The GST Margin Scheme, I'm told, offers a reduction. Okay. But how/where is it?

I can understand this well enough, I think ( an example from a book) :

Vendor: buys a block gst free. For $500,000. Spends $365,000 on building on it. Sells for $900,000
The margin is $400,000. The building costs are irrelevant.
The GST is 1/11 x $400,000 = $36,363

So that's the 'reduced' GST. 

What's the 'non reduced' gst? All the stuff I read explaining the margin scheme to me fails to mention the cost WITHOUT the margin scheme.

So I figured it must be this:

Sells for $900,000 : GST $90,000
MINUS gst credits for the building which = $33,181
$90,000 - $33,181 = $57,189

The 'not reduced' GST is $57,189.

So the 'saving' is $57,189 - $36,363 = $20,826

Right? I don't believe it. I can't see the ATO 'giving away' that much money.

Can anyone explain it to me?


----------



## JandE (Jul 17, 2015)

abrogard said:


> The GST Margin Scheme, I'm told, offers a reduction. Okay. But how/where is it?
> 
> I can understand this well enough, I think ( an example from a book) :
> 
> ...


You are getting into complex tax issues with this, and it may not even be relevant.

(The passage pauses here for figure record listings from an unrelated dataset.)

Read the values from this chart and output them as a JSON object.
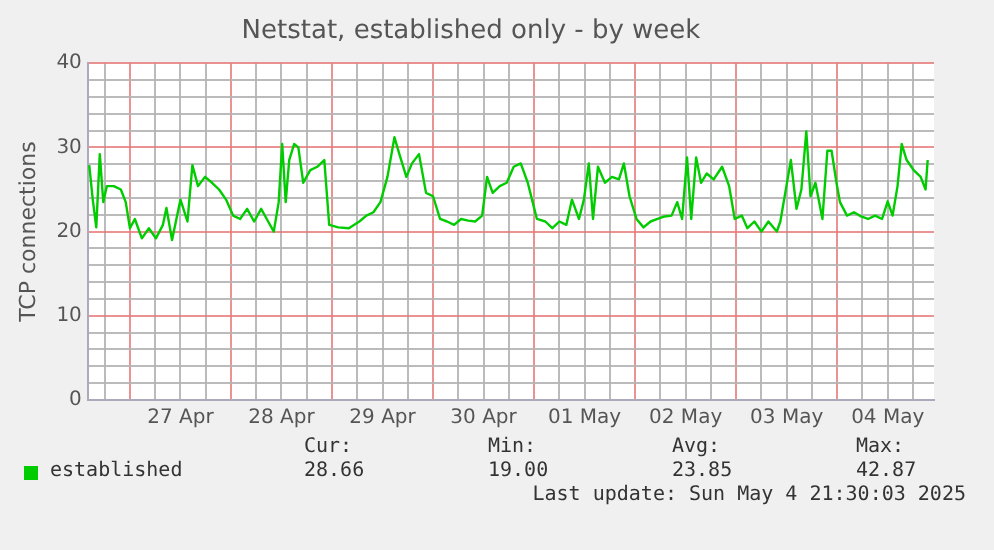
{
  "chart_data": {
    "type": "line",
    "title": "Netstat, established only - by week",
    "ylabel": "TCP connections",
    "xlim": [
      "2025-04-26T14:00",
      "2025-05-04T23:00"
    ],
    "xticks": [
      {
        "value": "2025-04-26T18:00",
        "label": null
      },
      {
        "value": "2025-04-27T00:00",
        "label": null
      },
      {
        "value": "2025-04-27T06:00",
        "label": null
      },
      {
        "value": "2025-04-27T12:00",
        "label": "27 Apr"
      },
      {
        "value": "2025-04-27T18:00",
        "label": null
      },
      {
        "value": "2025-04-28T00:00",
        "label": null
      },
      {
        "value": "2025-04-28T06:00",
        "label": null
      },
      {
        "value": "2025-04-28T12:00",
        "label": "28 Apr"
      },
      {
        "value": "2025-04-28T18:00",
        "label": null
      },
      {
        "value": "2025-04-29T00:00",
        "label": null
      },
      {
        "value": "2025-04-29T06:00",
        "label": null
      },
      {
        "value": "2025-04-29T12:00",
        "label": "29 Apr"
      },
      {
        "value": "2025-04-29T18:00",
        "label": null
      },
      {
        "value": "2025-04-30T00:00",
        "label": null
      },
      {
        "value": "2025-04-30T06:00",
        "label": null
      },
      {
        "value": "2025-04-30T12:00",
        "label": "30 Apr"
      },
      {
        "value": "2025-04-30T18:00",
        "label": null
      },
      {
        "value": "2025-05-01T00:00",
        "label": null
      },
      {
        "value": "2025-05-01T06:00",
        "label": null
      },
      {
        "value": "2025-05-01T12:00",
        "label": "01 May"
      },
      {
        "value": "2025-05-01T18:00",
        "label": null
      },
      {
        "value": "2025-05-02T00:00",
        "label": null
      },
      {
        "value": "2025-05-02T06:00",
        "label": null
      },
      {
        "value": "2025-05-02T12:00",
        "label": "02 May"
      },
      {
        "value": "2025-05-02T18:00",
        "label": null
      },
      {
        "value": "2025-05-03T00:00",
        "label": null
      },
      {
        "value": "2025-05-03T06:00",
        "label": null
      },
      {
        "value": "2025-05-03T12:00",
        "label": "03 May"
      },
      {
        "value": "2025-05-03T18:00",
        "label": null
      },
      {
        "value": "2025-05-04T00:00",
        "label": null
      },
      {
        "value": "2025-05-04T06:00",
        "label": null
      },
      {
        "value": "2025-05-04T12:00",
        "label": "04 May"
      },
      {
        "value": "2025-05-04T18:00",
        "label": null
      }
    ],
    "ylim": [
      0,
      40
    ],
    "yticks": [
      0,
      {
        "value": 2,
        "label": null
      },
      {
        "value": 4,
        "label": null
      },
      {
        "value": 6,
        "label": null
      },
      {
        "value": 8,
        "label": null
      },
      10,
      {
        "value": 12,
        "label": null
      },
      {
        "value": 14,
        "label": null
      },
      {
        "value": 16,
        "label": null
      },
      {
        "value": 18,
        "label": null
      },
      20,
      {
        "value": 22,
        "label": null
      },
      {
        "value": 24,
        "label": null
      },
      {
        "value": 26,
        "label": null
      },
      {
        "value": 28,
        "label": null
      },
      30,
      {
        "value": 32,
        "label": null
      },
      {
        "value": 34,
        "label": null
      },
      {
        "value": 36,
        "label": null
      },
      {
        "value": 38,
        "label": null
      },
      40
    ],
    "grid": true,
    "legend": "bottom",
    "marker": "none",
    "line_style": "solid",
    "series": [
      {
        "name": "established",
        "color": "#00cc00",
        "x": [
          "2025-04-26T14:20",
          "2025-04-26T15:10",
          "2025-04-26T16:00",
          "2025-04-26T16:50",
          "2025-04-26T17:40",
          "2025-04-26T18:30",
          "2025-04-26T20:10",
          "2025-04-26T21:50",
          "2025-04-26T23:00",
          "2025-04-27T00:00",
          "2025-04-27T01:10",
          "2025-04-27T02:50",
          "2025-04-27T04:30",
          "2025-04-27T06:10",
          "2025-04-27T07:50",
          "2025-04-27T08:40",
          "2025-04-27T10:00",
          "2025-04-27T12:00",
          "2025-04-27T13:40",
          "2025-04-27T14:50",
          "2025-04-27T16:10",
          "2025-04-27T17:50",
          "2025-04-27T19:30",
          "2025-04-27T21:10",
          "2025-04-27T22:50",
          "2025-04-28T00:30",
          "2025-04-28T02:10",
          "2025-04-28T03:50",
          "2025-04-28T05:30",
          "2025-04-28T07:10",
          "2025-04-28T08:50",
          "2025-04-28T10:10",
          "2025-04-28T11:20",
          "2025-04-28T12:10",
          "2025-04-28T13:00",
          "2025-04-28T13:50",
          "2025-04-28T15:00",
          "2025-04-28T16:00",
          "2025-04-28T17:10",
          "2025-04-28T18:50",
          "2025-04-28T20:30",
          "2025-04-28T22:10",
          "2025-04-28T23:20",
          "2025-04-29T01:30",
          "2025-04-29T04:00",
          "2025-04-29T06:30",
          "2025-04-29T08:10",
          "2025-04-29T09:50",
          "2025-04-29T11:30",
          "2025-04-29T13:10",
          "2025-04-29T14:50",
          "2025-04-29T16:00",
          "2025-04-29T17:40",
          "2025-04-29T19:00",
          "2025-04-29T20:40",
          "2025-04-29T22:20",
          "2025-04-30T00:00",
          "2025-04-30T01:40",
          "2025-04-30T03:20",
          "2025-04-30T05:00",
          "2025-04-30T06:40",
          "2025-04-30T08:20",
          "2025-04-30T10:00",
          "2025-04-30T11:40",
          "2025-04-30T12:50",
          "2025-04-30T14:10",
          "2025-04-30T15:50",
          "2025-04-30T17:30",
          "2025-04-30T19:10",
          "2025-04-30T20:50",
          "2025-04-30T22:30",
          "2025-04-30T23:40",
          "2025-05-01T00:40",
          "2025-05-01T02:40",
          "2025-05-01T04:20",
          "2025-05-01T06:00",
          "2025-05-01T07:40",
          "2025-05-01T09:00",
          "2025-05-01T10:40",
          "2025-05-01T11:50",
          "2025-05-01T13:00",
          "2025-05-01T14:00",
          "2025-05-01T15:10",
          "2025-05-01T16:50",
          "2025-05-01T18:30",
          "2025-05-01T20:10",
          "2025-05-01T21:20",
          "2025-05-01T22:40",
          "2025-05-02T00:20",
          "2025-05-02T02:00",
          "2025-05-02T03:40",
          "2025-05-02T05:20",
          "2025-05-02T07:00",
          "2025-05-02T08:40",
          "2025-05-02T10:00",
          "2025-05-02T11:10",
          "2025-05-02T12:20",
          "2025-05-02T13:20",
          "2025-05-02T14:30",
          "2025-05-02T15:40",
          "2025-05-02T17:00",
          "2025-05-02T18:40",
          "2025-05-02T20:40",
          "2025-05-02T22:20",
          "2025-05-02T23:40",
          "2025-05-03T01:20",
          "2025-05-03T02:40",
          "2025-05-03T04:20",
          "2025-05-03T06:00",
          "2025-05-03T07:40",
          "2025-05-03T09:40",
          "2025-05-03T10:30",
          "2025-05-03T11:40",
          "2025-05-03T13:00",
          "2025-05-03T14:20",
          "2025-05-03T15:30",
          "2025-05-03T16:40",
          "2025-05-03T17:40",
          "2025-05-03T18:50",
          "2025-05-03T20:30",
          "2025-05-03T21:40",
          "2025-05-03T22:40",
          "2025-05-03T23:50",
          "2025-05-04T00:40",
          "2025-05-04T02:20",
          "2025-05-04T04:00",
          "2025-05-04T05:40",
          "2025-05-04T07:20",
          "2025-05-04T09:00",
          "2025-05-04T10:40",
          "2025-05-04T12:00",
          "2025-05-04T13:10",
          "2025-05-04T14:20",
          "2025-05-04T15:20",
          "2025-05-04T16:30",
          "2025-05-04T18:10",
          "2025-05-04T19:50",
          "2025-05-04T21:00",
          "2025-05-04T21:30"
        ],
        "values": [
          27.9,
          23.8,
          20.5,
          29.2,
          23.5,
          25.4,
          25.4,
          25,
          23.5,
          20.4,
          21.5,
          19.2,
          20.4,
          19.2,
          20.8,
          22.8,
          19,
          23.8,
          21.2,
          27.9,
          25.4,
          26.5,
          25.8,
          25,
          23.8,
          21.9,
          21.5,
          22.7,
          21.2,
          22.7,
          21.2,
          20,
          23.5,
          30.4,
          23.5,
          28.5,
          30.4,
          30,
          25.8,
          27.3,
          27.7,
          28.5,
          20.8,
          20.5,
          20.4,
          21.2,
          21.9,
          22.3,
          23.5,
          26.5,
          31.2,
          29.2,
          26.5,
          28.1,
          29.2,
          24.6,
          24.2,
          21.5,
          21.2,
          20.8,
          21.5,
          21.3,
          21.2,
          21.9,
          26.5,
          24.6,
          25.4,
          25.8,
          27.7,
          28.1,
          25.8,
          23.5,
          21.5,
          21.2,
          20.4,
          21.2,
          20.8,
          23.8,
          21.5,
          23.8,
          28.1,
          21.5,
          27.7,
          25.8,
          26.5,
          26.2,
          28.1,
          24.2,
          21.5,
          20.5,
          21.2,
          21.5,
          21.8,
          21.9,
          23.5,
          21.5,
          28.8,
          21.5,
          28.8,
          25.8,
          26.9,
          26.2,
          27.7,
          25.4,
          21.5,
          21.9,
          20.4,
          21.2,
          20,
          21.2,
          20,
          21.2,
          24.6,
          28.5,
          22.7,
          25,
          31.9,
          24.2,
          25.8,
          21.5,
          29.6,
          29.6,
          25.8,
          23.5,
          21.9,
          22.3,
          21.8,
          21.5,
          21.9,
          21.5,
          23.6,
          21.9,
          25.4,
          30.4,
          28.5,
          27.3,
          26.5,
          25,
          28.5
        ]
      }
    ],
    "annotations": [
      "Cur:",
      "Min:",
      "Avg:",
      "Max:",
      "28.66",
      "19.00",
      "23.85",
      "42.87",
      "Last update: Sun May  4 21:30:03 2025"
    ]
  }
}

*Eligibility to use the margin scheme*

If you sell property as part of your business and you're registered for GST, you may use the margin scheme to work out how much GST you must pay.
If you use the margin scheme the parties must have a written agreement to use the margin scheme *before* settlement.

You *can’t* use the margin scheme:

if you purchased the property as fully taxable and the margin scheme wasn't used
if you weren’t registered or required to be registered for GST at the time of your sale


----------